Do You Still Not Understand?

Today’s post is inspired by a recent sermon at our church, The Chapel, given by Elder Levi Schmidt 1

I have been doing systematic bible readings for many years, but I can fall into being rote in my approach —- just reading the verses for that day and checking off that I did it.

Levi’s sermon was a helpful corrective, reminding me that instead of just plowing through the verses, I should ask a simple daily question: “God, what are you telling me as I read scripture today?”

The day after Levi’s sermon, I read a familiar passage. It’s when Jesus’ disciples, for the second time, are bent out of shape because of a lack of bread to feed a large crowd. Jesus had to rebuke the disciples for not remembering the miracle with the loaves and fishes that he did the first time there was a large, hungry crowd.

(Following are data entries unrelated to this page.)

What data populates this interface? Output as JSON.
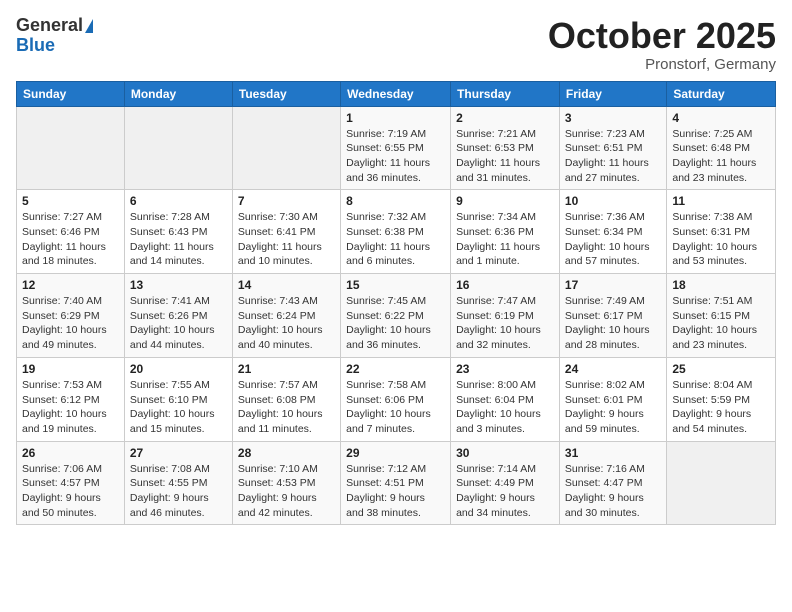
{
  "header": {
    "logo_general": "General",
    "logo_blue": "Blue",
    "month_title": "October 2025",
    "location": "Pronstorf, Germany"
  },
  "weekdays": [
    "Sunday",
    "Monday",
    "Tuesday",
    "Wednesday",
    "Thursday",
    "Friday",
    "Saturday"
  ],
  "weeks": [
    [
      {
        "day": "",
        "info": ""
      },
      {
        "day": "",
        "info": ""
      },
      {
        "day": "",
        "info": ""
      },
      {
        "day": "1",
        "info": "Sunrise: 7:19 AM\nSunset: 6:55 PM\nDaylight: 11 hours and 36 minutes."
      },
      {
        "day": "2",
        "info": "Sunrise: 7:21 AM\nSunset: 6:53 PM\nDaylight: 11 hours and 31 minutes."
      },
      {
        "day": "3",
        "info": "Sunrise: 7:23 AM\nSunset: 6:51 PM\nDaylight: 11 hours and 27 minutes."
      },
      {
        "day": "4",
        "info": "Sunrise: 7:25 AM\nSunset: 6:48 PM\nDaylight: 11 hours and 23 minutes."
      }
    ],
    [
      {
        "day": "5",
        "info": "Sunrise: 7:27 AM\nSunset: 6:46 PM\nDaylight: 11 hours and 18 minutes."
      },
      {
        "day": "6",
        "info": "Sunrise: 7:28 AM\nSunset: 6:43 PM\nDaylight: 11 hours and 14 minutes."
      },
      {
        "day": "7",
        "info": "Sunrise: 7:30 AM\nSunset: 6:41 PM\nDaylight: 11 hours and 10 minutes."
      },
      {
        "day": "8",
        "info": "Sunrise: 7:32 AM\nSunset: 6:38 PM\nDaylight: 11 hours and 6 minutes."
      },
      {
        "day": "9",
        "info": "Sunrise: 7:34 AM\nSunset: 6:36 PM\nDaylight: 11 hours and 1 minute."
      },
      {
        "day": "10",
        "info": "Sunrise: 7:36 AM\nSunset: 6:34 PM\nDaylight: 10 hours and 57 minutes."
      },
      {
        "day": "11",
        "info": "Sunrise: 7:38 AM\nSunset: 6:31 PM\nDaylight: 10 hours and 53 minutes."
      }
    ],
    [
      {
        "day": "12",
        "info": "Sunrise: 7:40 AM\nSunset: 6:29 PM\nDaylight: 10 hours and 49 minutes."
      },
      {
        "day": "13",
        "info": "Sunrise: 7:41 AM\nSunset: 6:26 PM\nDaylight: 10 hours and 44 minutes."
      },
      {
        "day": "14",
        "info": "Sunrise: 7:43 AM\nSunset: 6:24 PM\nDaylight: 10 hours and 40 minutes."
      },
      {
        "day": "15",
        "info": "Sunrise: 7:45 AM\nSunset: 6:22 PM\nDaylight: 10 hours and 36 minutes."
      },
      {
        "day": "16",
        "info": "Sunrise: 7:47 AM\nSunset: 6:19 PM\nDaylight: 10 hours and 32 minutes."
      },
      {
        "day": "17",
        "info": "Sunrise: 7:49 AM\nSunset: 6:17 PM\nDaylight: 10 hours and 28 minutes."
      },
      {
        "day": "18",
        "info": "Sunrise: 7:51 AM\nSunset: 6:15 PM\nDaylight: 10 hours and 23 minutes."
      }
    ],
    [
      {
        "day": "19",
        "info": "Sunrise: 7:53 AM\nSunset: 6:12 PM\nDaylight: 10 hours and 19 minutes."
      },
      {
        "day": "20",
        "info": "Sunrise: 7:55 AM\nSunset: 6:10 PM\nDaylight: 10 hours and 15 minutes."
      },
      {
        "day": "21",
        "info": "Sunrise: 7:57 AM\nSunset: 6:08 PM\nDaylight: 10 hours and 11 minutes."
      },
      {
        "day": "22",
        "info": "Sunrise: 7:58 AM\nSunset: 6:06 PM\nDaylight: 10 hours and 7 minutes."
      },
      {
        "day": "23",
        "info": "Sunrise: 8:00 AM\nSunset: 6:04 PM\nDaylight: 10 hours and 3 minutes."
      },
      {
        "day": "24",
        "info": "Sunrise: 8:02 AM\nSunset: 6:01 PM\nDaylight: 9 hours and 59 minutes."
      },
      {
        "day": "25",
        "info": "Sunrise: 8:04 AM\nSunset: 5:59 PM\nDaylight: 9 hours and 54 minutes."
      }
    ],
    [
      {
        "day": "26",
        "info": "Sunrise: 7:06 AM\nSunset: 4:57 PM\nDaylight: 9 hours and 50 minutes."
      },
      {
        "day": "27",
        "info": "Sunrise: 7:08 AM\nSunset: 4:55 PM\nDaylight: 9 hours and 46 minutes."
      },
      {
        "day": "28",
        "info": "Sunrise: 7:10 AM\nSunset: 4:53 PM\nDaylight: 9 hours and 42 minutes."
      },
      {
        "day": "29",
        "info": "Sunrise: 7:12 AM\nSunset: 4:51 PM\nDaylight: 9 hours and 38 minutes."
      },
      {
        "day": "30",
        "info": "Sunrise: 7:14 AM\nSunset: 4:49 PM\nDaylight: 9 hours and 34 minutes."
      },
      {
        "day": "31",
        "info": "Sunrise: 7:16 AM\nSunset: 4:47 PM\nDaylight: 9 hours and 30 minutes."
      },
      {
        "day": "",
        "info": ""
      }
    ]
  ]
}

“And don’t you remember? When I broke the five loaves for the five thousand, how many basketfuls of pieces did you pick up?”
“Twelve,” they replied. “And when I broke the seven loaves for the four thousand, how many basketfuls of pieces did you pick up?” They answered, “Seven.”
He said to them, “Do you still not understand?” (Mark 8:18b-21)

The effortless way of reading these verses is to say, “I can’t believe how slow those disciples were to catch on to who Jesus was and what he was doing. They should have known better!” But as part of my response to the sermon, the Spirit turned Jesus’ question to the disciples around and dramatically confronted me with the question “What do you not understand?”

Recently I had a very fitful night of sleep. Had a list of things to do swarming in my head. Anxious about them all. What to do and in what order.

Here’s what I overlooked: God has repeatedly taken care of me in similar times of anxiety…I have already often seen how God provides, either by resolving the situation or by giving me peace of mind even in the midst of a stressful situation.

So Jesus would say to me “Do you still not understand?”

And the beauty of it, I think, is that Jesus does not say that with scorn, whether to the disciples or to myself. He ached for them to better understand who he was, and what he provided, and he wasn’t going to tell them to get lost. When I do get anxious, Jesus is not going to kick me out, but instead he urges me to seek his face, remember what he has provided, and dwell increasingly in the peace he gives.